Evolving Competitive Landscape
While Replit experienced some first-mover advantage in providing a browser-based IDE, there is still a lot that competitive products have done to keep up. In particular, given the increasing commoditization of AI models, other code agents or low code development platforms are able to leverage the same underlying platforms as Replit Agent (e.g. Claude 3.5 Sonnet or, increasingly, Claude 3.7 Sonnet). Replit will have to continue to demonstrate its ability to differentiate from other products on the market.
Summary
From the earliest days of computing, the vision was autonomous agents acting independently of direct human direction. As LLMs have advanced, the possibility of that type of agentic capability is becoming more realistic. The ability to automate aspects of the software development process dramatically increases the market size for software.

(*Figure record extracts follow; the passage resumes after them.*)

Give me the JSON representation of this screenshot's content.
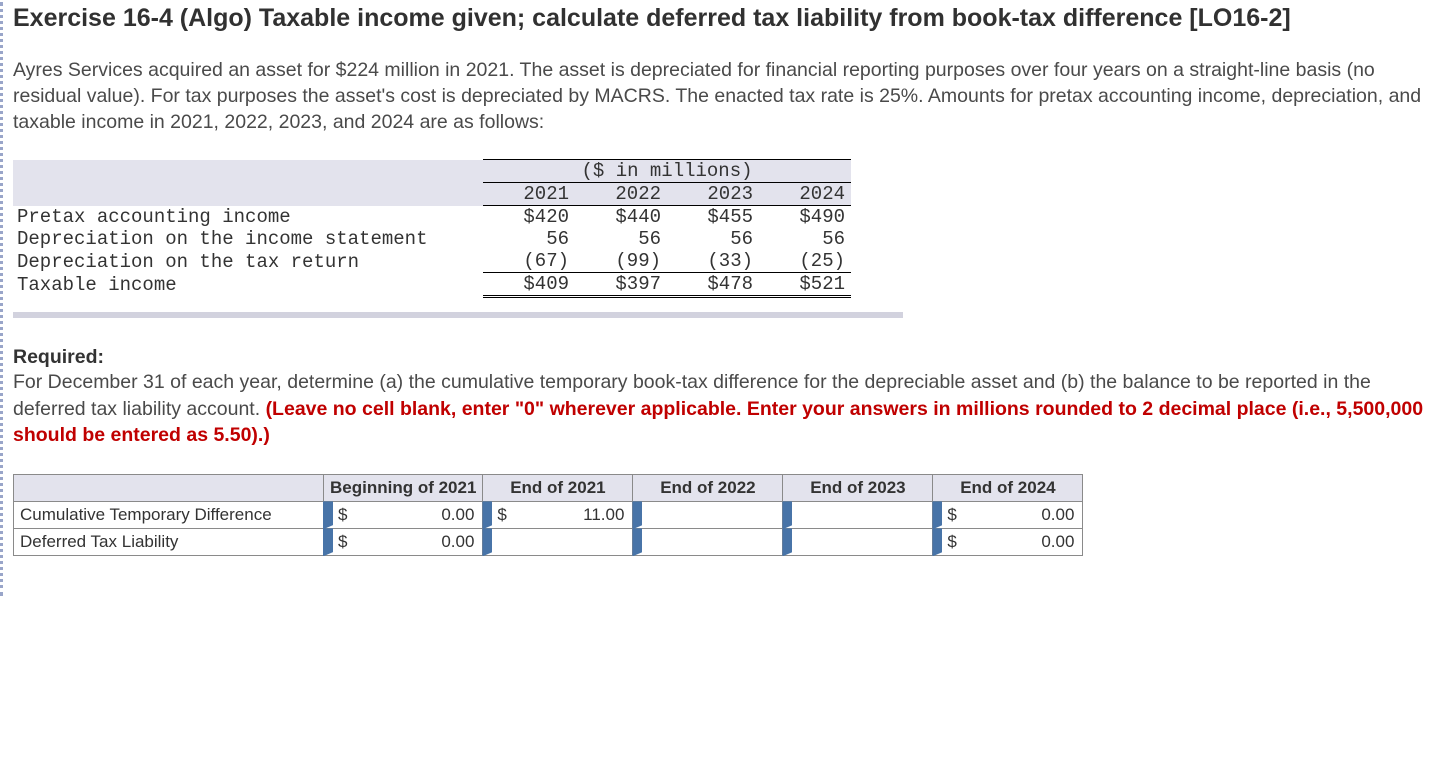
{
  "title": "Exercise 16-4 (Algo) Taxable income given; calculate deferred tax liability from book-tax difference [LO16-2]",
  "paragraph": "Ayres Services acquired an asset for $224 million in 2021. The asset is depreciated for financial reporting purposes over four years on a straight-line basis (no residual value). For tax purposes the asset's cost is depreciated by MACRS. The enacted tax rate is 25%. Amounts for pretax accounting income, depreciation, and taxable income in 2021, 2022, 2023, and 2024 are as follows:",
  "dataTable": {
    "unitsLabel": "($ in millions)",
    "years": [
      "2021",
      "2022",
      "2023",
      "2024"
    ],
    "rows": [
      {
        "label": "Pretax accounting income",
        "values": [
          "$420",
          "$440",
          "$455",
          "$490"
        ]
      },
      {
        "label": "Depreciation on the income statement",
        "values": [
          "56",
          "56",
          "56",
          "56"
        ]
      },
      {
        "label": "Depreciation on the tax return",
        "values": [
          "(67)",
          "(99)",
          "(33)",
          "(25)"
        ]
      }
    ],
    "totalRow": {
      "label": "Taxable income",
      "values": [
        "$409",
        "$397",
        "$478",
        "$521"
      ]
    }
  },
  "required": {
    "heading": "Required:",
    "textBlack": "For December 31 of each year, determine (a) the cumulative temporary book-tax difference for the depreciable asset and (b) the balance to be reported in the deferred tax liability account. ",
    "textRed": "(Leave no cell blank, enter \"0\" wherever applicable. Enter your answers in millions rounded to 2 decimal place (i.e., 5,500,000 should be entered as 5.50).)"
  },
  "answerTable": {
    "headers": [
      "Beginning of 2021",
      "End of 2021",
      "End of 2022",
      "End of 2023",
      "End of 2024"
    ],
    "rows": [
      {
        "label": "Cumulative Temporary Difference",
        "cells": [
          {
            "currency": "$",
            "value": "0.00"
          },
          {
            "currency": "$",
            "value": "11.00"
          },
          {
            "currency": "",
            "value": ""
          },
          {
            "currency": "",
            "value": ""
          },
          {
            "currency": "$",
            "value": "0.00"
          }
        ]
      },
      {
        "label": "Deferred Tax Liability",
        "cells": [
          {
            "currency": "$",
            "value": "0.00"
          },
          {
            "currency": "",
            "value": ""
          },
          {
            "currency": "",
            "value": ""
          },
          {
            "currency": "",
            "value": ""
          },
          {
            "currency": "$",
            "value": "0.00"
          }
        ]
      }
    ]
  }
}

Replit’s goal is to provide an end-to-end platform for taking software from idea to production, functioning essentially as an AI app builder. By pushing forward the quality of software being generated, adding capabilities around building specific types of apps and databases, and providing the ability to deploy and host applications, Replit’s goal is to power a new wave of software creators with differing programming knowledge.
Going forward, Replit has the opportunity to address the growing demand for AI-generated code across everything from enterprise use cases to emerging markets and a variety of business processes. At the same time, the company will have to find ways to stand out in an increasingly competitive market that includes a number of players using the same underlying technology. If Replit can position itself as the go-to choice for software creators, it can become a key part of the expansion in demand for software.
*Contrary is an investor in Replit through one or more affiliates.